Cressida's family have made few appearances: her mother and father seem to be separated and her mother appears to drink. When Malcolm left her and Tarquin, Cressida wondered what she was going to do for money until Tarquin pointed out that it was always her father who sent her monthly cheques. However her father had taken a new mistress: since this meant he had no money to give to his daughter, Cressida experimented with prostitution.

An early Viz character, called Mike Smitt, looks similar to the original form of Malcolm. This character is referred to as a patronising git, as all he does is talk to people as if they are stupid, or point out to the whole street that a girl on crutches is disabled and unable to speak up for herself.

==Tarquin and Guinevere==
Tarquin is the elder child, aged about twelve, often the voice of common sense, a very effective foil to Malcolm & Cressida due to his desire for normality or to make money. His diplomatic ability is a means of resistance to parental authority diametrically opposed to their schemes: he is calculating and methodical in his manipulation of Malcolm & Cressida. He has a rational, scientific worldview that rejects vague ideas about spirituality and seems grounded in evidence and deductive reasoning. As a result, he is very sceptical about ideas such as crystal healing or rebirthing, questioning their rational basis, even asking a practitioner of "Wan-Ki": "Where did you get your diploma, University of Mumbo-Jumbo?" When Malcolm and Cressida take him to a "Whole Self Centre", claiming that he suffers from an "erotic shame complex", Tarquin talks of a workshop about discovering the inner child. He gets the attendees to undress and touch each other, dance, and feel each other's bodies while several smartly dressed businessmen queue and pay to watch through the windows. It's a front for a sleazy peep show. Occasionally a strip would have Tarquin showing little involvement, or none at all in the parents' end. A Christmas themed strip had Tarquin reprimanded for wanting toys for Christmas "when there is so much suffering in the world". Malcolm attempts to make amends by dressing as a "nature spirit", which is foiled when he jumps out in front of a neighbor's child, mistaking him for Tarquin, and is beaten and apprehended by the child's father, having recently heard news of a child molester in the area. Cressida cancels her plans with Tarquin to sort it out with the police, leaving Tarquin some money for the health foods store. Tarquin uses it to get the toys he wished for, as well as pizza while watching the Christmas day James Bond film.

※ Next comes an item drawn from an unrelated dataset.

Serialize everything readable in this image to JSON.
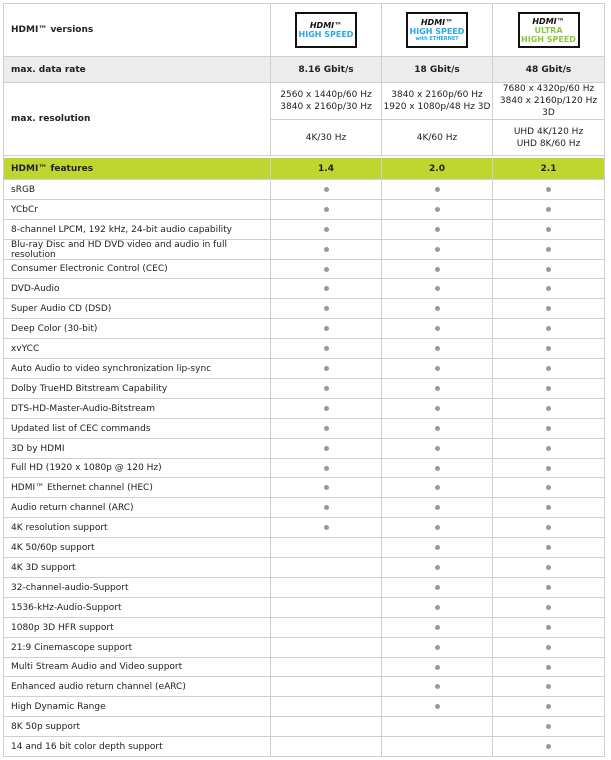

Despite his female name, Guinevere is a boy. Wanting to avoid gender stereotyping, Malcolm and Cressida occasionally try to make one or both of their sons wear girls' clothes or take "female" roles in some psychobabble ceremony. Guinevere was born during the course of the comic strip and after growing to his current age of about five or six, stopped there. Tarquin appeared to get older in the early years of Modern Parents and in one episode turned thirteen. Guinevere, whose name is usually just shortened to "Guin" by his brother, is largely a passive character, easily upset, his big brother often coming to his rescue. Guinevere's first word was football although Malcolm and Cressida were keen for it to be dolphin.

==Other characters==
Malcolm and Cressida have many friends, notably Ashley and Cordelia in the Ethically Aware Parents Support Group, who, like them, are middle-class, politically correct and often into various causes. Most of them have children who, without exception, have the same despairing and uncooperative attitude towards their parents as Tarquin and Guinevere. Cressida's brother, Edward – more commonly known as simply Uncle Eddie – acts as a counter-weight to his sister and brother-in-law and treats his two nephews, Tarquin and Guinevere, like normal boys. 'Guest' characters include Dr Earnest Rabbitt (who is firmly opposed to killing animals) and Professor Ruth Lesscow (an extreme women's rights activist). In earlier episodes of the strip, Tarquin had a friend called Ian, of whom his parents clearly disapproved, and once a girlfriend called Dawn, of whom Malcolm and Cressida thought Tarquin was controlling and possessive.